According to Oren Etzioni, an A.I. researcher and CEO of the Allen Institute for Artificial Intelligence in Seattle, that’s fine as long as you understand that measuring machine IQ is comparable to measuring human IQ—it’s perhaps more practical as a means of comparison than it is as a final word on “intelligence.” The same way humans give one another standardized tests like the SAT to decide who’s “smarter” than whom, A.I. scientists gives machines the same sort of tests to find machines’ strengths.

Though they don’t offer up their exact criteria, the trio of researchers say they designed their “standard intelligence model” to measure the following: the ability to obtain data from the external world; the ability to process that data in a way that’s understandable and analyzable; the ability to generate some sort of novel insight about the data; and the ability to feed those conclusions back into the external world, for others to obtain and respond to.
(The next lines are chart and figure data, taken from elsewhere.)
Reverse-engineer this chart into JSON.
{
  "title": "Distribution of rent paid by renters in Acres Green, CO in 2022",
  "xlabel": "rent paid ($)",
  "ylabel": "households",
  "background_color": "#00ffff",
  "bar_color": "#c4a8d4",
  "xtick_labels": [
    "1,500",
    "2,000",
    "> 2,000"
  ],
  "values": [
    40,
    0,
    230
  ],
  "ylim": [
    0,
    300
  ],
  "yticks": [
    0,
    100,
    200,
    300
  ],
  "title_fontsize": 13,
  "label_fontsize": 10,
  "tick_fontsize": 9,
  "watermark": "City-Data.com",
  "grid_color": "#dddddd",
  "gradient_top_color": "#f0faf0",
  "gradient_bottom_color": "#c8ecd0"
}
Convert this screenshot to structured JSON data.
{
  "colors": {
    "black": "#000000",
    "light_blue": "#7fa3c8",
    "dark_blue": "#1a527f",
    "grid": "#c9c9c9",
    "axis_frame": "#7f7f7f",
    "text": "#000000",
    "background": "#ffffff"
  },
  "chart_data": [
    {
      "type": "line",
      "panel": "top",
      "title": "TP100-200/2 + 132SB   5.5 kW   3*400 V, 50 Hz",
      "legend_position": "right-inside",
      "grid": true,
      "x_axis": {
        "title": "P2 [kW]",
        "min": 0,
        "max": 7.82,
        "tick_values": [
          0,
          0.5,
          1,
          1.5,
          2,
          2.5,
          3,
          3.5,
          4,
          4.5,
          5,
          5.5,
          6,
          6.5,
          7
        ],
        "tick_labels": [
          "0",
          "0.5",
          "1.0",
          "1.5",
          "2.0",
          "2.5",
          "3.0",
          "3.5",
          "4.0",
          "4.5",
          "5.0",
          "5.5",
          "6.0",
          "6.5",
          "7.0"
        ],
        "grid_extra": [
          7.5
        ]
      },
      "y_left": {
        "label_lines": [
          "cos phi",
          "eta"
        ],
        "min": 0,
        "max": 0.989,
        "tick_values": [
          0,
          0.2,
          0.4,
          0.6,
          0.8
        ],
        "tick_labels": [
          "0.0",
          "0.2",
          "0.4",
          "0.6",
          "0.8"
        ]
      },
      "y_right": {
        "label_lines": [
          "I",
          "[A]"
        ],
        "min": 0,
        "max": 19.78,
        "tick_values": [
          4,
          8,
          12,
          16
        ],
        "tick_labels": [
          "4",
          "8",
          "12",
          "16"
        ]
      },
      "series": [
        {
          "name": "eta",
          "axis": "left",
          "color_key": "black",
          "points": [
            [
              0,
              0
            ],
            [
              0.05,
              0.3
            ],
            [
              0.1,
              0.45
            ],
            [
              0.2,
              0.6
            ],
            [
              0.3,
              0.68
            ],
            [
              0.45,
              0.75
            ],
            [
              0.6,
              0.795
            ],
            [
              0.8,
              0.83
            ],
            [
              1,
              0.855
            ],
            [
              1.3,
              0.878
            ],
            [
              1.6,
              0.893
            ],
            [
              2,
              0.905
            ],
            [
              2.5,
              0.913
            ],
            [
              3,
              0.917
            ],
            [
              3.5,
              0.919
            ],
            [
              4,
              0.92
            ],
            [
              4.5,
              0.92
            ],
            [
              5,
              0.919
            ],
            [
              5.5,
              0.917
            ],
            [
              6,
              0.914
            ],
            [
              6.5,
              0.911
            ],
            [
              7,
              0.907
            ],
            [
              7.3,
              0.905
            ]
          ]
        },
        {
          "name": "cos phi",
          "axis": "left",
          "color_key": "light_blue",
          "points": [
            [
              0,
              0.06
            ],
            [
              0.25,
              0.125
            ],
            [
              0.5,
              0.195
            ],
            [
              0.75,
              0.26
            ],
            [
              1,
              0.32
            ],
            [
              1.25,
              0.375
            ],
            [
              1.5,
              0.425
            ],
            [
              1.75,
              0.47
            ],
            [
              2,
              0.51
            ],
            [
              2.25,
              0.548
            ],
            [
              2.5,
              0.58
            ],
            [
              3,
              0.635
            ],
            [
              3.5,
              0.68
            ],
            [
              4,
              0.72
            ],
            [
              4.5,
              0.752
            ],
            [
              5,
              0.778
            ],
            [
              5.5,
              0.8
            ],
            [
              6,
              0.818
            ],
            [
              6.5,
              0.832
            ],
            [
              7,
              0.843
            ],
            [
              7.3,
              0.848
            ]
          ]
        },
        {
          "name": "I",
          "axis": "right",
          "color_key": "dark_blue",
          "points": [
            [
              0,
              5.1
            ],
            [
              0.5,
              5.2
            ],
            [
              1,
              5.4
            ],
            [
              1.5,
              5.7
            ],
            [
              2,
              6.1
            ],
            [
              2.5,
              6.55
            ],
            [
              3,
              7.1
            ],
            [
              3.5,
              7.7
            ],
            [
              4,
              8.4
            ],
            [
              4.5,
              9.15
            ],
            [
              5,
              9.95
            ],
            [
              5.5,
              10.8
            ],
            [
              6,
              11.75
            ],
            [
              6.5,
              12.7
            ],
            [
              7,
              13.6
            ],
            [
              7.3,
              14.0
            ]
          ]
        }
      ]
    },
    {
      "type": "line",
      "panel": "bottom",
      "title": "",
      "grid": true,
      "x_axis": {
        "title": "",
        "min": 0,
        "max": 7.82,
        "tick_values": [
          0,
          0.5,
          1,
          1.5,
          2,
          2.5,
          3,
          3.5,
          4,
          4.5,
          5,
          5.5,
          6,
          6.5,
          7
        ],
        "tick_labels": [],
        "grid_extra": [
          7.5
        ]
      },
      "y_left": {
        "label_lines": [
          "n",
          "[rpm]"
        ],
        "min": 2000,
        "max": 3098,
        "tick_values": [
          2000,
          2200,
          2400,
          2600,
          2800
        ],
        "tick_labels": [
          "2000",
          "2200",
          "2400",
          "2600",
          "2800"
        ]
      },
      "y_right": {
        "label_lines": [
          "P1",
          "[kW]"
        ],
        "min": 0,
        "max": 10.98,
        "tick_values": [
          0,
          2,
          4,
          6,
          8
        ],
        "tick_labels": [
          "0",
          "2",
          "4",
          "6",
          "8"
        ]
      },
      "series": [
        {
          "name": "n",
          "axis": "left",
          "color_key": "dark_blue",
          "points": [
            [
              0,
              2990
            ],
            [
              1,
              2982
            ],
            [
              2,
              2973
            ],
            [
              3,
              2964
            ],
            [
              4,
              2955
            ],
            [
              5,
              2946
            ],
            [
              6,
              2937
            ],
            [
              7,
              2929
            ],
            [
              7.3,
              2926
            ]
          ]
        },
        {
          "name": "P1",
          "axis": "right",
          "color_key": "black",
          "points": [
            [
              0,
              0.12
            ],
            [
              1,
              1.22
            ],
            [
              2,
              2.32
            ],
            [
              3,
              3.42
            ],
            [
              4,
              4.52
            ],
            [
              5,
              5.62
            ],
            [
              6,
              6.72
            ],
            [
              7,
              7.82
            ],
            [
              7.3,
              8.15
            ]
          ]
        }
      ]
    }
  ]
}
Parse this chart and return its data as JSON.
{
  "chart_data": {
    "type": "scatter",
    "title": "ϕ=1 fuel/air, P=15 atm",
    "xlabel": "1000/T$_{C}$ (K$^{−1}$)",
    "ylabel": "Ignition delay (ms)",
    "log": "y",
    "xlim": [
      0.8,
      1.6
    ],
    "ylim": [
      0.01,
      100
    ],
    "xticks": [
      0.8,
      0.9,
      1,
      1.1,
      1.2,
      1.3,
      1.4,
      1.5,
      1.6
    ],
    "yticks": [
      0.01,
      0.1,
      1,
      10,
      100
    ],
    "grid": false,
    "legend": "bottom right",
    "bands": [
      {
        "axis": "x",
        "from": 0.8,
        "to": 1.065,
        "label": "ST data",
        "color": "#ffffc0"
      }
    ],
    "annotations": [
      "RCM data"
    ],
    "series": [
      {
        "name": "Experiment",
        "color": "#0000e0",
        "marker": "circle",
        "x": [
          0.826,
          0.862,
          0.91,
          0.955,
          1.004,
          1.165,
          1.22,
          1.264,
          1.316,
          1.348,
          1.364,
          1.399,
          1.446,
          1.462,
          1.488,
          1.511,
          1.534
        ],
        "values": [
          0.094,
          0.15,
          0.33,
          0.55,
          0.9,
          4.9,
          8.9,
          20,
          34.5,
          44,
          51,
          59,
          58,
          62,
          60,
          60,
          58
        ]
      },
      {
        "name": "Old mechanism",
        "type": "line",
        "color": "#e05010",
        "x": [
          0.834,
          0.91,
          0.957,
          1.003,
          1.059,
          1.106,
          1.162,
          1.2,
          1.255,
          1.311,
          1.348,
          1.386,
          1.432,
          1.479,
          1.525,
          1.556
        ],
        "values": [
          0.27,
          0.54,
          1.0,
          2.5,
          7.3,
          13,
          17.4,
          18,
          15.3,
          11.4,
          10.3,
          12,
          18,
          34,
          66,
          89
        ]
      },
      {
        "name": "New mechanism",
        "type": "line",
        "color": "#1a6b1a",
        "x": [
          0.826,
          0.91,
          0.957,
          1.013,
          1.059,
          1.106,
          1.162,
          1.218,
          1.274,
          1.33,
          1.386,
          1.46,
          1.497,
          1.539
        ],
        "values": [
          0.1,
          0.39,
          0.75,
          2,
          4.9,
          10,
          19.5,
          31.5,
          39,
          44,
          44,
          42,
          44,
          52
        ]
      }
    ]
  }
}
Based on those four criteria, the researchers came up with a means of testing intelligence that can be translated onto a 100-point scale. They purportedly administered their tests to actual human adults in 2014, and the average score for those 18 years or older was just around 97 points. A 6-year-old human averaged out to a score of 55.5.

In the 2016 A.I. testing rounds, no machine was able to crack the 50-point threshold, but Google Assistant got close. Based on testing in 2016, Google Assistant racked up a 47.28. The Chinese personal assistant Duer, created by Baidu, scored 37.20. Bing came out to 31.98. Apple’s Siri rounded out the top 10 with a score of 23.94.

It’s not quite clear why Siri would rank so low (the study’s researchers did not respond to inquiries, but we’ll update if they do), but one might presume Google’s recent pivot to an A.I.-first approach is paying off. Although Etzioni finds the lack of details in the new paper pretty concerning, he notes that other trials in 2016 comparing Google’s and Siri’s abilities to answer questions gave Google a slight edge, too.

But that doesn’t mean Google is actually more intelligent than Siri. Etzioni goes on to say both systems, and others like them, fall apart upon follow-up inquiries, “anything beyond these little doohickey, factoid-style questions” that ask things like what the weather is in Mumbai or who the third person to walk on the moon was. “These systems are trivia experts—no smarter than a doorknob.”

The problem is that A.I. are limited with a feeble understanding of how to even interpret the questions. A question that asks whether a plant will grow better under a window isn’t difficult because the machine doesn’t know what photosynthesis is (although language is a whole other obstacle for A.I.); it’s difficult because it can’t use common-sense experience to infer that a window will allow more light exposure. This chasm is what Etzioni calls the difference between general artificial intelligence that can operate like a human and narrow A.I. savants that can do one or few things really well and nothing else.

That’s partly what makes testing for IQ in A.I. so frustrating. Building an A.I. able to ace an SAT test doesn’t necessarily mean it’s equipped to do much else. Even if an A.I. agent can pull out information from the entire Encyclopedia Britannica on a penny-drop or solve complex integrals in calculus, it doesn’t mean it has the common-sense skills needed to go out and order a sandwich from the nearest deli. How would it know how to wait in line? Decide what’s a better combo deal? Charm the cook for an extra dollop of guacamole? The type of intelligence that requires these skills are emotional and social intelligence, which are much more difficult to test for. And it’s also why even if A.I. masters this IQ test, we still won’t have to worry us that the singularity is any closer.